Van alle markten thuis

Nicky, een meisje van bijna dertien, werd een aantal maanden geleden plotseling uit huis geplaatst. De kinderrechter vond dat haar moeder Sandra niet goed genoeg voor haar zorgde. De buren hadden de Raad voor de Kinderbescherming gebeld, omdat het ze was opgevallen dat Sandra te veel alcohol dronk. Nicky zagen ze vaak alleen bij het café aan de overkant zitten, terwijl haar moeder thuis mannen ontving. Ze vermoedden dat zij zich prostitueerde. Sandra ontkende al deze beschuldigingen. Desondanks was een spoeduithuisplaatsing bij de kinderrechter niet te voorkomen.

Tijdens een nieuwe zitting zou het verzoek van de Raad van de Kinderbescherming worden behandeld om de uithuisplaatsing met een jaar te verlengen. Sandra vroeg mij of ik Nicky kon bijstaan op deze zitting. In een hartverscheurende brief aan de rechter had ze geschreven dat ze haar moeder, haar eigen kamer en haar huisdieren miste.

Ik ontmoette Nicky op de crisislocatie waar ze was geplaatst. Nooit eerder had ik zo’n jonge cliënt gehad. In het echt zag ze er nog jonger uit dan haar bijna dertien jaar; klein en mager en met een vaal gezicht, alsof ze ondervoed was. In ons eerste gesprek probeerde ik vooral Nicky’s vertrouwen te winnen. Ik vertelde dat ik haar advocaat was, en niet die van haar moeder, en dat ik alleen háár belangen zou behartigen. We spraken over koetjes en kalfjes en ik mocht aan het eind van het gesprek haar kamer zien. De locatie baarde mij zorgen. Ze had een kille kamer, de afdeling was alles behalve gezellig en er zaten jongens en meisjes met allerlei problemen en leeftijden.
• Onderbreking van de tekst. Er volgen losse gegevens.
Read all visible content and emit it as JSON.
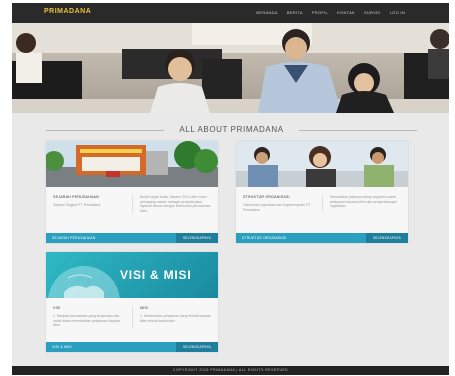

Geen plek waar je langer dan een week zou moeten zitten, en Nicky zat er al drie maanden.

Het klikte tussen ons, en al gauw begon ze mij WhatsAppberichtjes te sturen over hoe het met haar ging. In de tussentijd kreeg ze een nieuwe locatie toegewezen, in een gezinshuis in Almere, een betere plek dan de tijdelijke crisislocatie. Dit betekende wel dat ze van school af moest in Amsterdam, en dat vond ze vreselijk. Ze zat al op haar vierde basisschool en was daar eindelijk op haar plek. Ze had een lieve juf, haalde goede cijfers en had leuke klasgenoten.

Een week voor de zitting belde de griffier mij, om door te geven dat de kinderrechter Nicky graag wilde horen. Of ik voor vervoer kon zorgen? Omdat Nicky niet in een gesloten jeugdinrichting zat, werd het vervoer niet door de rechtbank zelf geregeld. Ook Jeugdzorg wilde het vervoer niet regelen, omdat ze het niet noodzakelijk vonden dat Nicky aanwezig zou zijn. Ze had tenslotte haar kijk op de zaak al in de brief aan de kinderrechter gegeven. Ik was in dubio. Enerzijds vond ik het te ver gaan om zelf twee keer van Amsterdam naar Almere te rijden om haar te halen en terug te brengen. Dat was niet mijn taak en ik wilde niet aansprakelijk zijn als er iets zou misgaan. Anderzijds voelde ik mij verantwoordelijk voor Nicky’s belang. Alleen als Nicky aanwezig zou zijn,  kon de kinderrechter zien en horen wat zij wilde. Hoewel ik ook al geen kilometervergoeding kreeg van de Raad voor Rechtsbijstand, ben ik die dag toch maar twee keer op en neer naar Almere gereden.

Nicky en ik hebben ons best gedaan om de kinderrechter ervan te overtuigen dat ze beter af was bij haar moeder. Niet alleen vanwege de vertrouwde omgeving, maar ook vanwege school. Het mocht helaas niet baten. De kinderrechter vond dat de moeder van Nicky zich onvoldoende had ingespannen om Nicky weer thuis te kunnen opnemen. Ze moest eerst aan haar eigen trauma’s werken.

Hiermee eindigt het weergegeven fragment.